Nel Pd l'imperativo categorico è cercare di tenere nella coalizione che si presenterà alle regionali anche Verdi e Sinistra Italia. Il senatore e segretario regionale del partito Bruno Astorre lo ha detto: «Martedì si riunirà la direzione regionale. Sarà la coalizione a decidere se fare le primarie, probabilmente la prossima settimana. D'Amato è disponibile a farle. Lavoriamo perché ci siano anche Verdi e Sinistra Italiana». In realtà le primarie restano un rebus, ma potrebbero rappresentare la "chiave" per una maggiore condivisione proprio dell'opzione D'Amato. Il punto politico è cercare di tenere dalla stessa parte Terzo Polo, Verdi e Sinistra Italiana. Alessio D'Amato sarà appoggiato dal Pd e dal Terzo Polo di Carlo Calenda e Matteo Renzi. Mentre il Movimento Cinque Stelle andrà per conto proprio. Come nel 2018: l'alleanza del Campo Largo è avvenuta successivamente, su iniziativa di Nicola Zingaretti.

A questo punto si aspettano le mosse del centrodestra. Il candidato presidente verrà espresso da Fratelli d'Italia. Il nome che sta circolando maggiormente in queste ore è quello di Francesco Rocca, presidente nazionale della Croce Rossa. Ma ci sono pure Chiara Colosimo e Fabio Rampelli. Si voterà a febbraio, probabilmente il 12. O il 5.

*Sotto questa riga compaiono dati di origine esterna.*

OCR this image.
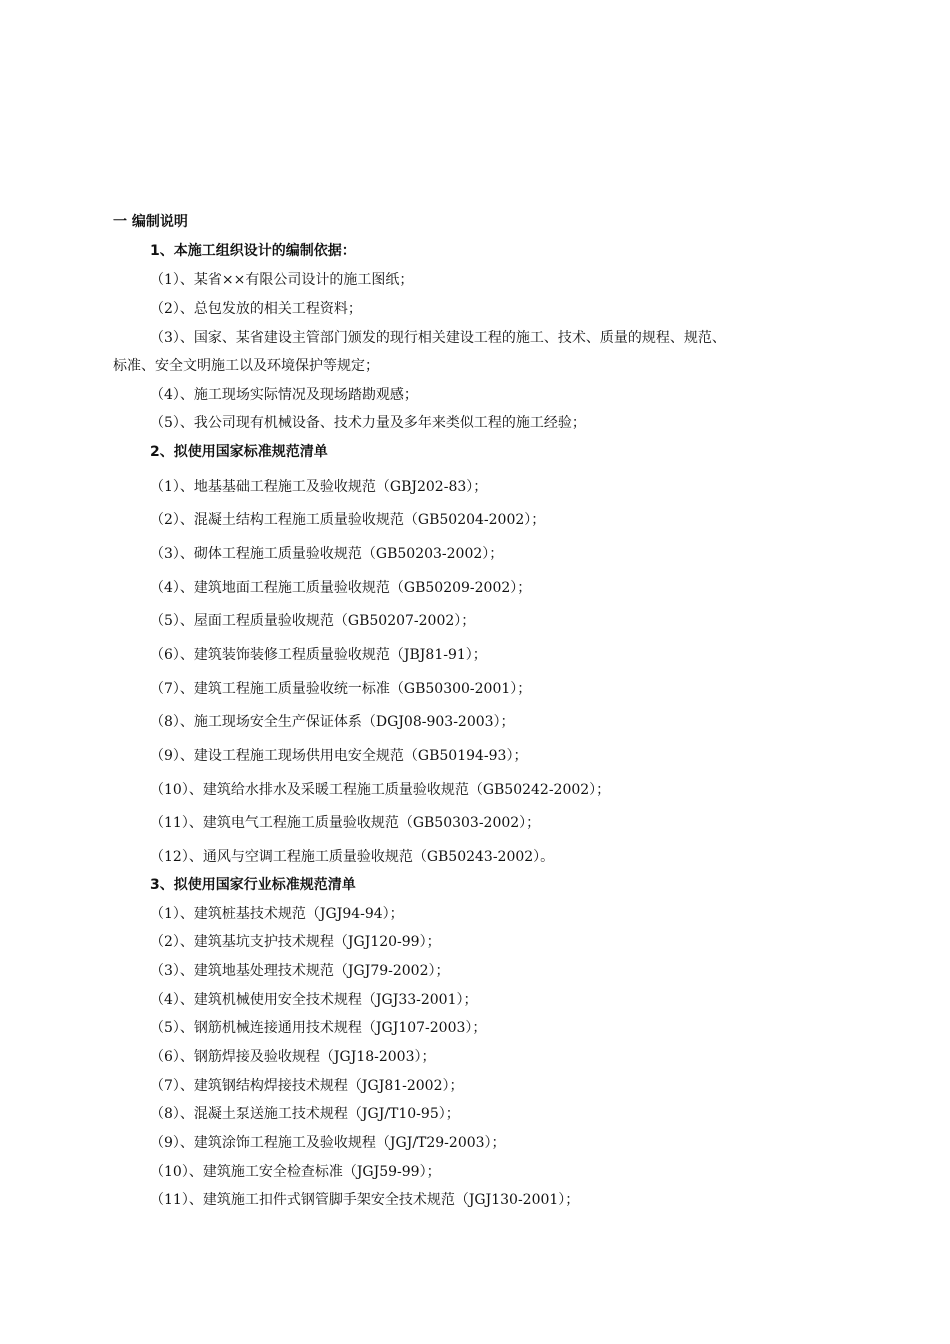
一 编制说明
1、本施工组织设计的编制依据：
（1）、某省××有限公司设计的施工图纸；
（2）、总包发放的相关工程资料；
（3）、国家、某省建设主管部门颁发的现行相关建设工程的施工、技术、质量的规程、规范、
标准、安全文明施工以及环境保护等规定；
（4）、施工现场实际情况及现场踏勘观感；
（5）、我公司现有机械设备、技术力量及多年来类似工程的施工经验；
2、拟使用国家标准规范清单
（1）、地基基础工程施工及验收规范（GBJ202-83）；
（2）、混凝土结构工程施工质量验收规范（GB50204-2002）；
（3）、砌体工程施工质量验收规范（GB50203-2002）；
（4）、建筑地面工程施工质量验收规范（GB50209-2002）；
（5）、屋面工程质量验收规范（GB50207-2002）；
（6）、建筑装饰装修工程质量验收规范（JBJ81-91）；
（7）、建筑工程施工质量验收统一标准（GB50300-2001）；
（8）、施工现场安全生产保证体系（DGJ08-903-2003）；
（9）、建设工程施工现场供用电安全规范（GB50194-93）；
（10）、建筑给水排水及采暖工程施工质量验收规范（GB50242-2002）；
（11）、建筑电气工程施工质量验收规范（GB50303-2002）；
（12）、通风与空调工程施工质量验收规范（GB50243-2002）。
3、拟使用国家行业标准规范清单
（1）、建筑桩基技术规范（JGJ94-94）；
（2）、建筑基坑支护技术规程（JGJ120-99）；
（3）、建筑地基处理技术规范（JGJ79-2002）；
（4）、建筑机械使用安全技术规程（JGJ33-2001）；
（5）、钢筋机械连接通用技术规程（JGJ107-2003）；
（6）、钢筋焊接及验收规程（JGJ18-2003）；
（7）、建筑钢结构焊接技术规程（JGJ81-2002）；
（8）、混凝土泵送施工技术规程（JGJ/T10-95）；
（9）、建筑涂饰工程施工及验收规程（JGJ/T29-2003）；
（10）、建筑施工安全检查标准（JGJ59-99）；
（11）、建筑施工扣件式钢管脚手架安全技术规范（JGJ130-2001）；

Mauro Buschini, consigliere regionale del Pd, rileva: «Grazie a Nicola Zingaretti, in questi dieci anni la regione è profondamente cambiata. Siamo partiti nel 2013 con 13 miliardi di debiti, ora quella stagione di debiti e di dissesto è alle nostre spalle. Avevamo una sanità commissariata, organizzata in macroaree, un modello contestato ed inefficace, mentre ora abbiamo messo in opera milioni di investimenti per ospedali e case di comunità con l'obiettivo ridurre liste d'attesa, risolvere il problema dei Pronto Soccorso e creare nuovi reparti di eccellenza come il Dea di secondo livello a Frosinone che è ad un passo dal riconoscimento. Quando siamo arrivati, la Valle del Sacco non era considerata un'area da bonificare, invece ora abbiamo concluso le gare per la caratterizzazione e la messa in sicurezza: altro che le chiacchiere della destra.

I Comuni erano sull'orlo del disastro, ora le fatture e i pagamenti vengono effettuati con regolarità. Potrei continuare a fare esempi, per giorni, su tutto ciò che di positivo abbiamo costruito in questo decennio intenso ma proficuo. Sono consapevole che ancora tanto c'è da fare e che tanti sono ancora le problematiche da affrontare. Tuttavia è indiscutibile che in questi anni c'è stato un cambio di passo e una programmazione efficace che ci ha portati ad ottenere tanti risultati che hanno cambiato in meglio la regione. Questo, grazie alla guida, all'entusiasmo, alle battaglie, alla determinazione ed alla fatica in primis di un grande presidente come Nicola Zingaretti. Per me l'onore in questi dieci anni di aver lavorato fianco a fianco con lui e con il resto delle colleghe e dei colleghi, da presidente della commissione bilancio, da assessore, capogruppo, da presidente del consiglio regionale ed ora da coordinatore della maggioranza. Un'esperienza straordinaria che, sono certo, ha tutte le carte in regola per continuare».

Marta Bonafoni, capogruppo della Lista Zingaretti, ha notato: «Ora è necessario un allargamento della coalizione anche a mondi civici ed esperienze plurali, la costruzione del programma e la selezione della candidatura in maniera partecipata, con delle vere primarie di coalizione. In questa maniera avremo tutte le carte in regola per vincere e dare al Lazio una guida progressista, ancora una volta in controtendenza con la situazione politica nazionale».
Di parere completamente opposto il senatore Claudio Durigon, coordinatore regionale della Lega. Ha dichiarato: «Zingaretti ha firmato le sue dimissioni. Ha chiuso una esperienza che ha prodotto solo emergenze rifiuti, buttato milioni in revamping di impianti di trattamento poi chiusi, ha depotenziato l'assistenza sanitaria di prossimità, annunciato Case della Salute, bloccato lo sviluppo infrastrutturale e aumentato l'Irpef ai livelli più alti d'Italia. Non ne sentiremo la mancanza».